My robot vacuums – the Eufy Robovac L35 and Roomba j7 – do okay, but sometimes need rescuing when they find my cat’s wool toys or eat paper clips (they’re always on the floor, even though I never do). Actually need one to even know where we put them).
I have a kid and lo and behold, preparing paths for them elsewhere in the house just adds more work. That’s fine with me because the two rooms they’re responsible for are the ones that need the most vacuuming, so they’re still working out the kinks, but it has implications for the broader hurdles robotic products face.
It’s unclear whether artificial intelligence can solve these problems. A New York Times A recent opinion piece points out that despite concerns about the technology over the past year and a half, generative artificial intelligence has not proven that it will be any better than “mediocre vacuum robots” at producing text, images and music. good.

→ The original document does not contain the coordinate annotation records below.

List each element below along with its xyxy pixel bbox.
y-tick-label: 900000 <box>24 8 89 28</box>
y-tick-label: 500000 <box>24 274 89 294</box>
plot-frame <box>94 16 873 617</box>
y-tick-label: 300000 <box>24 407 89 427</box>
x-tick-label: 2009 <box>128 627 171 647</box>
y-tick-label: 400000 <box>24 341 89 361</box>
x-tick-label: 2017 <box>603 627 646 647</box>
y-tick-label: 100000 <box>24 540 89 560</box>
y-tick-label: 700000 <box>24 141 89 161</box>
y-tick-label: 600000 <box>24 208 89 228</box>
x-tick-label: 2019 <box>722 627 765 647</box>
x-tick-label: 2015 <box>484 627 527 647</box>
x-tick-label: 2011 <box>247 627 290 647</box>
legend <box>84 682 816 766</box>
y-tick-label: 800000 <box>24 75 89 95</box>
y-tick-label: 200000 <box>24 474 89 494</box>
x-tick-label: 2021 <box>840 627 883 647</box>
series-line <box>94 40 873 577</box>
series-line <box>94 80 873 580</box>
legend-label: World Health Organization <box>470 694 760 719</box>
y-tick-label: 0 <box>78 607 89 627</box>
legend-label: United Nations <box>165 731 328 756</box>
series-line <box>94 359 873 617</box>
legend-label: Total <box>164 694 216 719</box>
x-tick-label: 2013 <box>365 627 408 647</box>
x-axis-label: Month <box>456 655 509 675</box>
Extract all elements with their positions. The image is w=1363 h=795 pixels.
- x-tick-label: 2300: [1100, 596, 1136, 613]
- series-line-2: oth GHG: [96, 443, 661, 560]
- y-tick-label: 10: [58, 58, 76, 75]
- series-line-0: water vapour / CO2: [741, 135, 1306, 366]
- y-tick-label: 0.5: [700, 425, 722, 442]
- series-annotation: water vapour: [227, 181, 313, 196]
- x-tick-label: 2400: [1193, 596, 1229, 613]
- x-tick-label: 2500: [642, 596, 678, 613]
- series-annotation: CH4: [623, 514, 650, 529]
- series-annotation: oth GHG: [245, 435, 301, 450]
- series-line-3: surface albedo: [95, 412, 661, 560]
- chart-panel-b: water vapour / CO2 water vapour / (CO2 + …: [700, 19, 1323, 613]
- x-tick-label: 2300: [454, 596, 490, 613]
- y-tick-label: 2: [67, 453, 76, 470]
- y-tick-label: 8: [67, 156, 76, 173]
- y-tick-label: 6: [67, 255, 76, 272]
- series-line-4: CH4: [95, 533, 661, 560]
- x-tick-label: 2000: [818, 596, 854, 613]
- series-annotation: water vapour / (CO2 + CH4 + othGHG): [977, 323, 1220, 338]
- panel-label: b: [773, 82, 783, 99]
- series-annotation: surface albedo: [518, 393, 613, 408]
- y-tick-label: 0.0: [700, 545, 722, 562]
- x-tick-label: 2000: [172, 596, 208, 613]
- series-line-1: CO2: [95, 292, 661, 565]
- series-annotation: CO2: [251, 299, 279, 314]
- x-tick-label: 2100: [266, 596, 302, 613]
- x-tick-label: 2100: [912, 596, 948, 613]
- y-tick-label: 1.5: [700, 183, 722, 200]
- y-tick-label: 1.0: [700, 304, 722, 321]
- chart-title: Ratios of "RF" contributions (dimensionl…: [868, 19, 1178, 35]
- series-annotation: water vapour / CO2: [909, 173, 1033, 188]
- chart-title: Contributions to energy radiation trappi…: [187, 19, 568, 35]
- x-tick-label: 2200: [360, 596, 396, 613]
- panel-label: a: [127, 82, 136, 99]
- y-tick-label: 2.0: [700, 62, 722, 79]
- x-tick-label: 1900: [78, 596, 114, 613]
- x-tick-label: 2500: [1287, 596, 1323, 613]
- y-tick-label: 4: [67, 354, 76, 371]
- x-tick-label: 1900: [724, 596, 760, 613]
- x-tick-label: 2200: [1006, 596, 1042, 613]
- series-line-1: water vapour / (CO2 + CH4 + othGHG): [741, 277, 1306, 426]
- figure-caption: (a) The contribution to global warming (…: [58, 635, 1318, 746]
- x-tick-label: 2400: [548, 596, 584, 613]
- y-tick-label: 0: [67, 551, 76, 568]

Given the boom in generative artificial intelligence and rumors that Apple is developing a HomePod with a screen, a delightfully stationary smart display that obediently turns its screen toward me all the time It seems to be at least within the company’s control. Moving around a house and interacting with objects is a trickier problem, but companies like Google and Toyota have successfully used generative AI training methods to train robots that “learn” how to make breakfast or quickly sort items with little effort. No explicit programming is required or required.
It would be years, maybe decades, before Apple or anyone else gave us anything other than clunky, semi-useful robots that lumbered around our homes and became Weird, frustrating, or broken. Heck, phone companies haven’t even figured out how to send out notifications yet, except that they’re the bane of our collective existence. They’ve done the job for homes like mine, where we only have to go about a week before we see a bunch of clutter gathering like a snowdrift, ready to ruin some poor robot’s day.